Holzer calls for new competitive grant program.
Harry Holzer, Professor of Public Policy at Georgetown University and NSC Board Member, presented his prize-winning paper, Raising Job Quality and Skills for American Workers: Creating More-Effective Education and Workforce Development Systems in the States, at a November 30th Hamilton Project conference on Training America's Workforce. In the paper, Professor Holzer calls for a new $2 billion federal competitive grant program that would reward states for adopting evidence-supported strategies that educate workers for jobs in firms that pay well within growing industries. The strategies would be expected to build on already proven state practices of building industry- or sector-targeted partnerships between employers, education providers, workforce agencies and intermediaries to provide training and a range of support services to workers entering that industry. Holzer offers a cost-benefit analysis of the $2 billion investment that shows the program would pay for itself several times over due to increased individual employment and earnings, particularly among disadvantaged students. The paper won the 2011 Hamilton Project Policy Innovation Prize for the best proposal to create jobs and enhance productivity.

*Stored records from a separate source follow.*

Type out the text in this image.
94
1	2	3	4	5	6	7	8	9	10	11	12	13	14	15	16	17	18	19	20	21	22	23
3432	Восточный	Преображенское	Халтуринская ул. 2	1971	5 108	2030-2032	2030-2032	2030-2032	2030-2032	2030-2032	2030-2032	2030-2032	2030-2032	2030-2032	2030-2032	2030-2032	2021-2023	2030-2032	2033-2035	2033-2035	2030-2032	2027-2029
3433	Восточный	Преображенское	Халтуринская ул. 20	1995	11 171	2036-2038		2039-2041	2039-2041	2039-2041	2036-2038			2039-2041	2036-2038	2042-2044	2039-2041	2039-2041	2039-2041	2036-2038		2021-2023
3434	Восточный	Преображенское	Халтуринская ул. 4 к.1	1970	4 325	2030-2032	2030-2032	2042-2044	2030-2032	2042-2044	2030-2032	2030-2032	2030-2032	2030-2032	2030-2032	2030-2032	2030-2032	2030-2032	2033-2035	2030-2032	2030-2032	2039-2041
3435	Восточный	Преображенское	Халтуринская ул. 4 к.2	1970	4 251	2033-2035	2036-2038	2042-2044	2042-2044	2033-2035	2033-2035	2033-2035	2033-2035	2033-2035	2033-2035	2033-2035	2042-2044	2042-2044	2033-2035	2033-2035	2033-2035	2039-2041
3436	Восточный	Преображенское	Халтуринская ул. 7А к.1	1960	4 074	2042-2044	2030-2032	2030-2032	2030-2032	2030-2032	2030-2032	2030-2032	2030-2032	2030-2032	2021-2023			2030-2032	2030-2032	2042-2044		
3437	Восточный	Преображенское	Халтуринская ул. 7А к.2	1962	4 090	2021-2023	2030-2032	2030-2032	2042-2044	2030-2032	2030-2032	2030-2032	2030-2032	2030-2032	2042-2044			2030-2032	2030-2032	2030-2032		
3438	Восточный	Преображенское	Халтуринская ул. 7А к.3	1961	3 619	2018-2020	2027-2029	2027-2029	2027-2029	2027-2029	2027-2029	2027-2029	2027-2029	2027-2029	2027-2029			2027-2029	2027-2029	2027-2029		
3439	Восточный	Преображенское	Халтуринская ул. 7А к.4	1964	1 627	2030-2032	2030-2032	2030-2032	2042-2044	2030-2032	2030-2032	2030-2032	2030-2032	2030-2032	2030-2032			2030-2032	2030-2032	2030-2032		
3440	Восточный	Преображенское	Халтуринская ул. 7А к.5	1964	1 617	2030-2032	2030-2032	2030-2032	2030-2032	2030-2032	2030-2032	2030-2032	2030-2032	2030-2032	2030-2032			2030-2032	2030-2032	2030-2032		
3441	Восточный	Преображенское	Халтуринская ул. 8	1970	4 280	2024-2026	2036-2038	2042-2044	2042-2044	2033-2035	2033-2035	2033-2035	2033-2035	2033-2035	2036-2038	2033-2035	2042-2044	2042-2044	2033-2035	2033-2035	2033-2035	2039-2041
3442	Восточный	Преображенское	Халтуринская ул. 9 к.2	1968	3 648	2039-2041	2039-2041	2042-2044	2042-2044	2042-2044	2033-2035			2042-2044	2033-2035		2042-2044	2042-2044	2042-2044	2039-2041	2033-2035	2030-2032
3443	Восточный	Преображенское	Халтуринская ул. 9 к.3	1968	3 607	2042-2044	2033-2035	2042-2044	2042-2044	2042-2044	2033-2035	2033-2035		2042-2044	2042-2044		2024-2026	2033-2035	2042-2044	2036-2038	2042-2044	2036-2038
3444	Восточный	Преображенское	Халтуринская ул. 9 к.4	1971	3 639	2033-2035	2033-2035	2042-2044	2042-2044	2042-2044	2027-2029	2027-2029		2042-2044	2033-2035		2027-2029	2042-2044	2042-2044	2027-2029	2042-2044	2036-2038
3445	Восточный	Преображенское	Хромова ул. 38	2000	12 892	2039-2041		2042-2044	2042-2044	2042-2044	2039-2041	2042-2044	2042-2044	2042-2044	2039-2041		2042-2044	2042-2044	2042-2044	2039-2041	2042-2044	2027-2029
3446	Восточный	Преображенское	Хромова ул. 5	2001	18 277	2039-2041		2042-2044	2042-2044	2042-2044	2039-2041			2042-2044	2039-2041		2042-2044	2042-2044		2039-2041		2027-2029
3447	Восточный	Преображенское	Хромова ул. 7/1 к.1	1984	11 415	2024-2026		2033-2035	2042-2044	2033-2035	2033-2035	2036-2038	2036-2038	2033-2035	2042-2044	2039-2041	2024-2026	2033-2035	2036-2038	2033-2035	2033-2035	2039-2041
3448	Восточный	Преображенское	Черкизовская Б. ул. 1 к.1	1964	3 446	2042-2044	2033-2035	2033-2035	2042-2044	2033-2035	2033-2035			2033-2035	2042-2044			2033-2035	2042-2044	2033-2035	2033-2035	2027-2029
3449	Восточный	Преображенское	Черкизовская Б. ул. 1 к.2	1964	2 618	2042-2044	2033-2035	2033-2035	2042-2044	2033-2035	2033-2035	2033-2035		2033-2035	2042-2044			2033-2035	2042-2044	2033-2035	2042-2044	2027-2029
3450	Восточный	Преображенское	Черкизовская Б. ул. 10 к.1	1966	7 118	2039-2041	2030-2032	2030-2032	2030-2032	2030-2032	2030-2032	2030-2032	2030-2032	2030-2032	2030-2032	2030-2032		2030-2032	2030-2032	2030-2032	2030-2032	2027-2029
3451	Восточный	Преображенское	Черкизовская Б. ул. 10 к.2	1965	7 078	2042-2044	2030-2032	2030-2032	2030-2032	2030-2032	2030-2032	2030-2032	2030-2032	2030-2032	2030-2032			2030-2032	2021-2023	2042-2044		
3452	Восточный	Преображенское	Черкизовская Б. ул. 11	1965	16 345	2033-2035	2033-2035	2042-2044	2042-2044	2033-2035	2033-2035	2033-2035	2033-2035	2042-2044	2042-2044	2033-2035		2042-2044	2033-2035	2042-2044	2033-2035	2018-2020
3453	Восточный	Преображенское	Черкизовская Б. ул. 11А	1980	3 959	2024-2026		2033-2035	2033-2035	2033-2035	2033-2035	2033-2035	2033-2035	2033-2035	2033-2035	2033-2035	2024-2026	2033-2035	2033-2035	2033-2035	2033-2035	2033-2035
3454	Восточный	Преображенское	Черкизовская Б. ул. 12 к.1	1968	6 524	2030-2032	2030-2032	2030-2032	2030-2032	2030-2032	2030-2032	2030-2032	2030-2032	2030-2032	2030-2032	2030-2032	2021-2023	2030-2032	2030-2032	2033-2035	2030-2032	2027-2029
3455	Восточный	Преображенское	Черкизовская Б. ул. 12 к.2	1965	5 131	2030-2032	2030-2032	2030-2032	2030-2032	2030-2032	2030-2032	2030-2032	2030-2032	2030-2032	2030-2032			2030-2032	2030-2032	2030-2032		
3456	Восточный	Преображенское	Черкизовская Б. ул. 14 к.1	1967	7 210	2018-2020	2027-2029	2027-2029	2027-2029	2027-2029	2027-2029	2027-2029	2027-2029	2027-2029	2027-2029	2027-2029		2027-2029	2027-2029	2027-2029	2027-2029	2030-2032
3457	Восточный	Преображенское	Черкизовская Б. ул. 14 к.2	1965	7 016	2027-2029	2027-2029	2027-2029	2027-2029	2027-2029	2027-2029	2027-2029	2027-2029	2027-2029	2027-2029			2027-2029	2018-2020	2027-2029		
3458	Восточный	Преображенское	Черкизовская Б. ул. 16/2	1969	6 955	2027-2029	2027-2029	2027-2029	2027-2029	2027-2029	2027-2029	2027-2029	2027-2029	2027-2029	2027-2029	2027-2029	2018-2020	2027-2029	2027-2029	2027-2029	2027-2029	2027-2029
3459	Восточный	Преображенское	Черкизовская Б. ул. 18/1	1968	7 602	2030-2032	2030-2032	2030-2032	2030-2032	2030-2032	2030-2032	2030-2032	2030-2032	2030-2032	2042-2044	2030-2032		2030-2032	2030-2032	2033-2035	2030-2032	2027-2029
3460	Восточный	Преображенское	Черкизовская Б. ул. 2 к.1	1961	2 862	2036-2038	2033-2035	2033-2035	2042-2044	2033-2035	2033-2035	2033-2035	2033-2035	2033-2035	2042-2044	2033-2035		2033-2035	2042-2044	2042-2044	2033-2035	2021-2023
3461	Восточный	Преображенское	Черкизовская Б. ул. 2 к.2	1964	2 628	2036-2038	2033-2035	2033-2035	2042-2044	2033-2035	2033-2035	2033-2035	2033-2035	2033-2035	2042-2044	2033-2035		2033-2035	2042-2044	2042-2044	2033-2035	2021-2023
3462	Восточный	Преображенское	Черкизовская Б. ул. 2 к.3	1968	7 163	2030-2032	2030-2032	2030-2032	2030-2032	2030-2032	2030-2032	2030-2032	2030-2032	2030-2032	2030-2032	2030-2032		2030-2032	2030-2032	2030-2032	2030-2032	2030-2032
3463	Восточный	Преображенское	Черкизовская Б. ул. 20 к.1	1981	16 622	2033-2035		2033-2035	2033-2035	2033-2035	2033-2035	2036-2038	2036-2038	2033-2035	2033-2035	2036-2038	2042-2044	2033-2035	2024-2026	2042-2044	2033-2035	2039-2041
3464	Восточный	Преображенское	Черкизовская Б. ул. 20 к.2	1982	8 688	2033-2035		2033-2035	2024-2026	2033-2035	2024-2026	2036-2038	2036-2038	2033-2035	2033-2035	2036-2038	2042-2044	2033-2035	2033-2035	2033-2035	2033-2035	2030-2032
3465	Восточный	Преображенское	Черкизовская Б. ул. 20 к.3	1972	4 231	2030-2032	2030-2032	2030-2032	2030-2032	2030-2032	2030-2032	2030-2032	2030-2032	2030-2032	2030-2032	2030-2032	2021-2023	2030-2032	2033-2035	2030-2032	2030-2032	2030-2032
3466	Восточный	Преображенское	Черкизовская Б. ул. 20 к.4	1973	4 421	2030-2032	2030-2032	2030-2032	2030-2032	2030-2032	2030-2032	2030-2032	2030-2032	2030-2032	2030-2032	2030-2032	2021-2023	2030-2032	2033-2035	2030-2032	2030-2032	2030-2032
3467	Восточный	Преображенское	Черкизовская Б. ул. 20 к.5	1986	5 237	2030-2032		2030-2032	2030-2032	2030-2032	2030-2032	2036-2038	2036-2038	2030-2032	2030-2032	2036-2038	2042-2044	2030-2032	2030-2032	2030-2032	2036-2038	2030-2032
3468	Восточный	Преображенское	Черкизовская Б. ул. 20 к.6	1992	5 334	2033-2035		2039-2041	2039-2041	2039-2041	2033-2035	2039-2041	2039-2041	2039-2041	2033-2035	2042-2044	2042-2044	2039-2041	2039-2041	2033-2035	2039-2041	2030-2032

The other research presented at the event was a paper by Lou Jacobsen, et.al,, entitled, Policies to Reduce High-Tenured Displaced Workers’ Earnings Losses Through Retraining, which proposes a new series of investments that would make up to two years of re-training available to displaced workers as a means for them to re-enter the labor market. Recipients would be expected to first receive career counseling at a One-Stop Career Center to help them make sound education sources and to provide support to mitigate challenges that often prevent such workers from completing their education programs.